Photo Maria Baranova

Faire corps ensemble : l’utopie en mouvement selon Faye Driscoll

Par Wilson Le Personnic

Publié le 7 décembre 2015

Premier volet d’une série de spectacles où Faye Driscoll interroge et réinvente la « communauté » qui émerge durant une représentation, Thank You For Coming : Attendance s’inscrit dans une quête déjà palpable depuis sa toute première pièce, Wow Mom, Wow (2007) : brouiller les repères du spectacle pour faire surgir de nouvelles façons « d’être ensemble ». Déchaussés et manteaux ôtés, le public est invité à s’asseoir au sol autour d’une petite estrade drapée de tissu blanc. Dès l’installation, un étrange ballet se dessine furtivement : des complices glissent des objets, des vêtements et des bouteilles entre les spectateurs, instaurant une atmosphère de proximité naturelle et de curiosité amusée avec nos voisins étendus à nos côtés.

Debout et visibles de tous, trois femmes et deux hommes en bermuda et t-shirt entonnent – dans une prose a cappella mêlant lyrisme et humour – les règles d’usage à respecter : couper son téléphone et ne pas prendre de photos. Le ton est donné : tout est possible ce soir. Ils enjambent les spectateurs au sol, grimpent sur l’estrade et forment une grande figure mouvante et nerveuse : ils se touchent, s’agrippent, se portent, se montent dessus, déployant bras et jambes dénudés. Chaque contact amplifié par des micros dissimulés crée une texture sonore organique, où le moindre déséquilibre fait vibrer le groupe. Ce maillage vivant se prolonge hors du plateau, lorsque des spectateurs s’autorisent à toucher spontanément les membres offerts à leur portée. Une étonnante intimité, d’abord suggérée par les regards et sourires des danseurs, se tisse peu à peu.

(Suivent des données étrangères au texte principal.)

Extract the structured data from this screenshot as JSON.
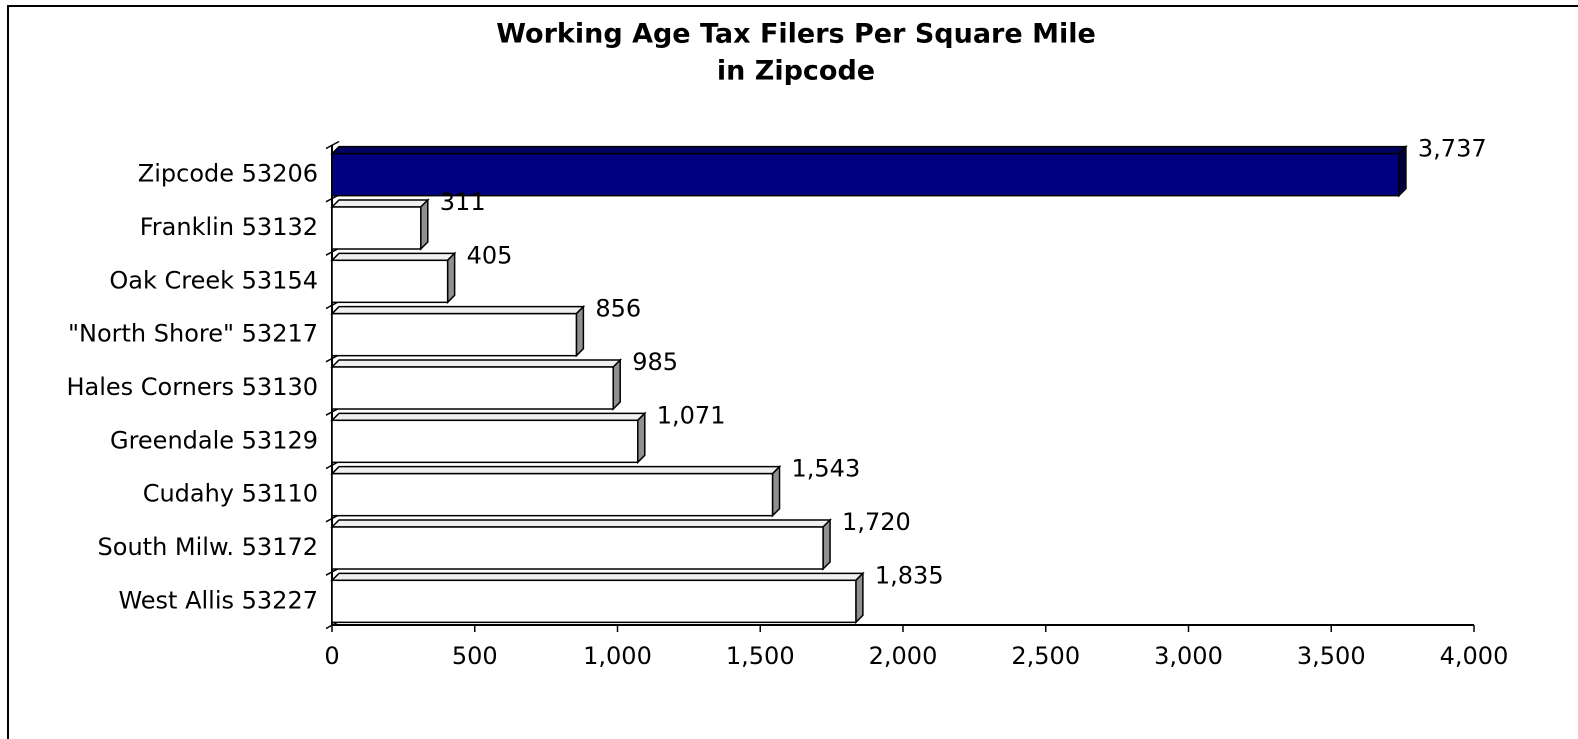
{
  "chart_data": {
    "type": "bar",
    "orientation": "horizontal",
    "title": [
      "Working Age Tax Filers Per Square Mile",
      "in Zipcode"
    ],
    "categories": [
      "Zipcode 53206",
      "Franklin 53132",
      "Oak Creek 53154",
      "\"North Shore\" 53217",
      "Hales Corners 53130",
      "Greendale 53129",
      "Cudahy 53110",
      "South Milw. 53172",
      "West Allis 53227"
    ],
    "values": [
      3737,
      311,
      405,
      856,
      985,
      1071,
      1543,
      1720,
      1835
    ],
    "value_labels": [
      "3,737",
      "311",
      "405",
      "856",
      "985",
      "1,071",
      "1,543",
      "1,720",
      "1,835"
    ],
    "colors": [
      "#000080",
      "#ffffff",
      "#ffffff",
      "#ffffff",
      "#ffffff",
      "#ffffff",
      "#ffffff",
      "#ffffff",
      "#ffffff"
    ],
    "xlim": [
      0,
      4000
    ],
    "xticks": [
      0,
      500,
      {
        "value": 1000,
        "label": "1,000"
      },
      {
        "value": 1500,
        "label": "1,500"
      },
      {
        "value": 2000,
        "label": "2,000"
      },
      {
        "value": 2500,
        "label": "2,500"
      },
      {
        "value": 3000,
        "label": "3,000"
      },
      {
        "value": 3500,
        "label": "3,500"
      },
      {
        "value": 4000,
        "label": "4,000"
      }
    ],
    "grid": false
  }
}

Les corps s’emmêlent et forment bientôt une longue chaîne humaine qui serpente à travers la foule. Agrippés les uns aux autres, tournoyant lentement, ils invitent les spectateurs à se lever, abolissant définitivement toute frontière entre scène et salle. L’estrade, révélée comme un assemblage de bancs en bois, est déconstruite puis reconfigurée en arène quadri-frontale avec l’aide spontanée du public. Les interprètes profitent de cet intermède pour se désaltérer et changer de costumes à vue. Nous devenons alors acteurs involontaires : on nous distribue des objets incongrus (tissus, fleurs en plastique, charlottes dorées) que nous acceptons presque sans réfléchir, happés dans la dramaturgie d’une fête étrange et joyeuse.

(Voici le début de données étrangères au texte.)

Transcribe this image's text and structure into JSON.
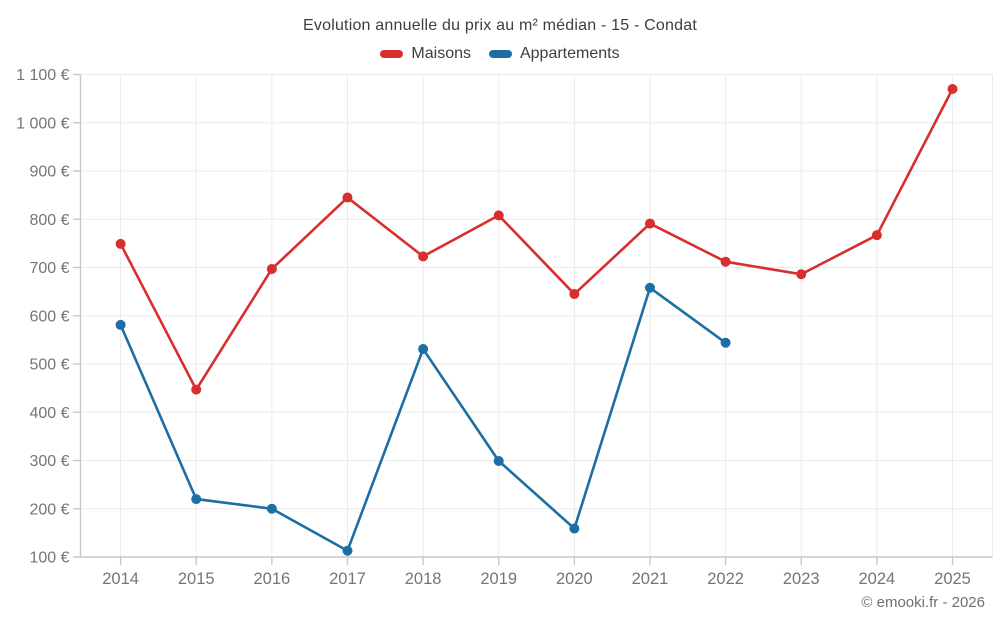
{
  "header": {
    "title": "Evolution annuelle du prix au m² médian - 15 - Condat"
  },
  "legend": {
    "items": [
      {
        "label": "Maisons",
        "color": "#d62f2e",
        "series": "maisons"
      },
      {
        "label": "Appartements",
        "color": "#1c6ea4",
        "series": "appartements"
      }
    ]
  },
  "footer": {
    "copyright": "© emooki.fr - 2026"
  },
  "chart_data": {
    "type": "line",
    "title": "Evolution annuelle du prix au m² médian - 15 - Condat",
    "x": [
      "2014",
      "2015",
      "2016",
      "2017",
      "2018",
      "2019",
      "2020",
      "2021",
      "2022",
      "2023",
      "2024",
      "2025"
    ],
    "series": [
      {
        "name": "Maisons",
        "color": "#d62f2e",
        "values": [
          749,
          447,
          697,
          845,
          723,
          808,
          645,
          791,
          712,
          686,
          767,
          1070
        ]
      },
      {
        "name": "Appartements",
        "color": "#1c6ea4",
        "values": [
          581,
          220,
          200,
          113,
          531,
          299,
          159,
          658,
          544,
          null,
          null,
          null
        ]
      }
    ],
    "xlabel": "",
    "ylabel": "",
    "unit": "€",
    "ylim": [
      100,
      1100
    ],
    "ytick_values": [
      100,
      200,
      300,
      400,
      500,
      600,
      700,
      800,
      900,
      1000,
      1100
    ],
    "ytick_labels": [
      "100 €",
      "200 €",
      "300 €",
      "400 €",
      "500 €",
      "600 €",
      "700 €",
      "800 €",
      "900 €",
      "1 000 €",
      "1 100 €"
    ],
    "grid": true,
    "legend_position": "top"
  },
  "style_colors": {
    "grid": "#ebebeb",
    "axis": "#c7c7c7",
    "tick_label": "#757575",
    "title_text": "#3e3e3e",
    "background": "#ffffff"
  }
}
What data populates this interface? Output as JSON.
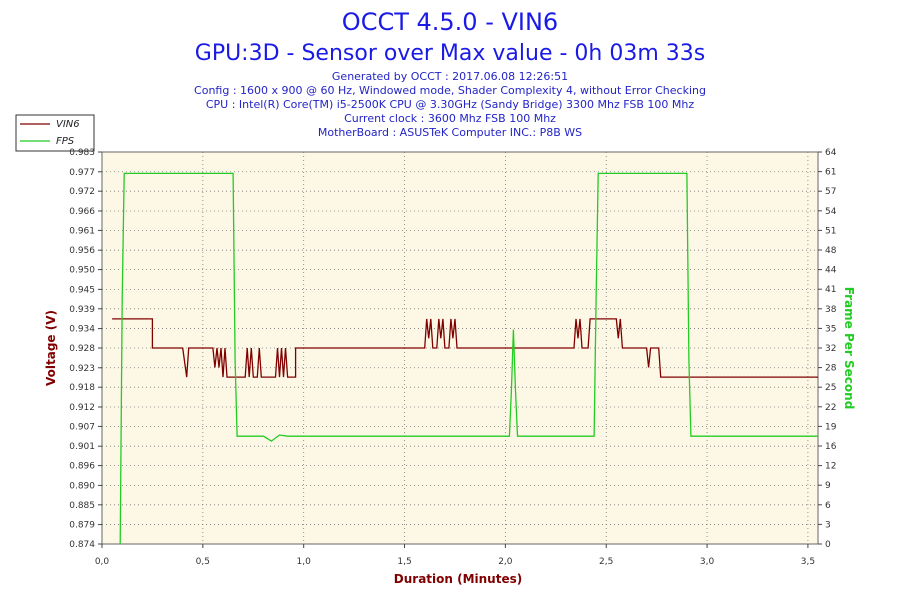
{
  "chart_data": {
    "type": "line",
    "title": "OCCT 4.5.0 - VIN6",
    "subtitle": "GPU:3D - Sensor over Max value - 0h 03m 33s",
    "info_lines": [
      "Generated by OCCT : 2017.06.08 12:26:51",
      "Config : 1600 x 900 @ 60 Hz, Windowed mode, Shader Complexity 4, without Error Checking",
      "CPU : Intel(R) Core(TM) i5-2500K CPU @ 3.30GHz (Sandy Bridge) 3300 Mhz FSB 100 Mhz",
      "Current clock : 3600 Mhz FSB 100 Mhz",
      "MotherBoard : ASUSTeK Computer INC.: P8B WS"
    ],
    "xlabel": "Duration (Minutes)",
    "ylabel": "Voltage (V)",
    "y2label": "Frame Per Second",
    "xlim": [
      0,
      3.55
    ],
    "ylim": [
      0.874,
      0.983
    ],
    "y2lim": [
      0,
      64
    ],
    "x_ticks": [
      "0,0",
      "0,5",
      "1,0",
      "1,5",
      "2,0",
      "2,5",
      "3,0",
      "3,5"
    ],
    "x_tick_values": [
      0,
      0.5,
      1.0,
      1.5,
      2.0,
      2.5,
      3.0,
      3.5
    ],
    "y_ticks": [
      "0.874",
      "0.879",
      "0.885",
      "0.890",
      "0.896",
      "0.901",
      "0.907",
      "0.912",
      "0.918",
      "0.923",
      "0.928",
      "0.934",
      "0.939",
      "0.945",
      "0.950",
      "0.956",
      "0.961",
      "0.966",
      "0.972",
      "0.977",
      "0.983"
    ],
    "y_tick_values": [
      0.874,
      0.8794,
      0.8849,
      0.8903,
      0.8958,
      0.9012,
      0.9067,
      0.9121,
      0.9176,
      0.923,
      0.9285,
      0.9339,
      0.9394,
      0.9448,
      0.9503,
      0.9557,
      0.9612,
      0.9666,
      0.9721,
      0.9775,
      0.983
    ],
    "y2_ticks": [
      "0",
      "3",
      "6",
      "9",
      "12",
      "16",
      "19",
      "22",
      "25",
      "28",
      "32",
      "35",
      "38",
      "41",
      "44",
      "48",
      "51",
      "54",
      "57",
      "61",
      "64"
    ],
    "y2_tick_values": [
      0,
      3.2,
      6.4,
      9.6,
      12.8,
      16,
      19.2,
      22.4,
      25.6,
      28.8,
      32,
      35.2,
      38.4,
      41.6,
      44.8,
      48,
      51.2,
      54.4,
      57.6,
      60.8,
      64
    ],
    "grid": true,
    "legend_position": "top-left",
    "series": [
      {
        "name": "VIN6",
        "axis": "left",
        "color": "#800000",
        "x": [
          0.05,
          0.25,
          0.25,
          0.4,
          0.42,
          0.43,
          0.45,
          0.55,
          0.56,
          0.57,
          0.58,
          0.59,
          0.6,
          0.61,
          0.62,
          0.63,
          0.65,
          0.71,
          0.72,
          0.73,
          0.74,
          0.75,
          0.77,
          0.78,
          0.79,
          0.8,
          0.86,
          0.87,
          0.88,
          0.89,
          0.9,
          0.91,
          0.92,
          0.96,
          0.96,
          1.6,
          1.61,
          1.62,
          1.63,
          1.64,
          1.66,
          1.67,
          1.68,
          1.69,
          1.7,
          1.72,
          1.73,
          1.74,
          1.75,
          1.76,
          1.78,
          2.34,
          2.35,
          2.36,
          2.37,
          2.38,
          2.41,
          2.42,
          2.42,
          2.55,
          2.56,
          2.57,
          2.58,
          2.6,
          2.7,
          2.71,
          2.72,
          2.76,
          2.77,
          2.77,
          3.55
        ],
        "values": [
          0.9366,
          0.9366,
          0.9285,
          0.9285,
          0.9204,
          0.9285,
          0.9285,
          0.9285,
          0.9231,
          0.9285,
          0.9231,
          0.9285,
          0.9204,
          0.9285,
          0.9204,
          0.9204,
          0.9204,
          0.9204,
          0.9285,
          0.9204,
          0.9285,
          0.9204,
          0.9204,
          0.9285,
          0.9204,
          0.9204,
          0.9204,
          0.9285,
          0.9204,
          0.9285,
          0.9204,
          0.9285,
          0.9204,
          0.9204,
          0.9285,
          0.9285,
          0.9366,
          0.9312,
          0.9366,
          0.9285,
          0.9285,
          0.9366,
          0.9312,
          0.9366,
          0.9285,
          0.9285,
          0.9366,
          0.9312,
          0.9366,
          0.9285,
          0.9285,
          0.9285,
          0.9366,
          0.9312,
          0.9366,
          0.9285,
          0.9285,
          0.9366,
          0.9366,
          0.9366,
          0.9312,
          0.9366,
          0.9285,
          0.9285,
          0.9285,
          0.9231,
          0.9285,
          0.9285,
          0.9204,
          0.9204,
          0.9204
        ]
      },
      {
        "name": "FPS",
        "axis": "right",
        "color": "#22cc22",
        "x": [
          0.09,
          0.1,
          0.11,
          0.65,
          0.66,
          0.67,
          0.8,
          0.84,
          0.88,
          0.92,
          0.96,
          1.2,
          1.4,
          1.6,
          1.8,
          1.9,
          2.02,
          2.03,
          2.04,
          2.05,
          2.06,
          2.07,
          2.44,
          2.45,
          2.46,
          2.47,
          2.9,
          2.91,
          2.92,
          3.1,
          3.3,
          3.55
        ],
        "values": [
          0,
          40,
          60.5,
          60.5,
          30,
          17.6,
          17.6,
          16.8,
          17.8,
          17.6,
          17.6,
          17.6,
          17.6,
          17.6,
          17.6,
          17.6,
          17.6,
          25,
          35,
          25,
          17.6,
          17.6,
          17.6,
          40,
          60.5,
          60.5,
          60.5,
          30,
          17.6,
          17.6,
          17.6,
          17.6
        ]
      }
    ]
  }
}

Le plateau devient le théâtre d’une succession de tableaux hétéroclites : derrière le public, un guitariste entonne une chanson pop entêtante où sont intégrés les prénoms de chaque spectateur, révélant le sens caché de notre enregistrement à l’entrée. Gestes saccadés, mimiques exacerbées, les cinq performeurs enchaînent des scènes frénétiques sans logique apparente, portés par une énergie brute et communicative. Peu à peu, les objets distribués sont assemblés pour former une vaste structure de tissus et de collants suspendus, véritable sculpture collective et mouvante. Dans cette architecture improvisée, la danse devient un maelström festif : un gigantesque maibaum sous lequel danseurs, techniciens et spectateurs fusionnent dans une dernière ronde extatique.

Ce désir de déconstruire la scène et d’abolir la séparation avec le public rappelle les fondements de la danse postmoderne américaine, notamment les expérimentations de la Judson Church à New York. À l’instar de ses illustres prédécesseurs, Faye Driscoll réactive cette utopie de la scène-partagée, tout en inscrivant son geste dans une sensibilité résolument contemporaine, légère et jubilatoire. Avec Thank You For Coming : Attendance, elle signe une performance généreuse, vive et déroutante, où chaque spectateur devient acteur sans jamais se sentir forcé ni instrumentalisé. Nous traversons ensemble un moment fragile, joyeux et rare : celui d’une utopie vécue, éphémère mais intensément réelle.

Vu au T2G – Théâtre de Gennevilliers. Photo Maria Baranova.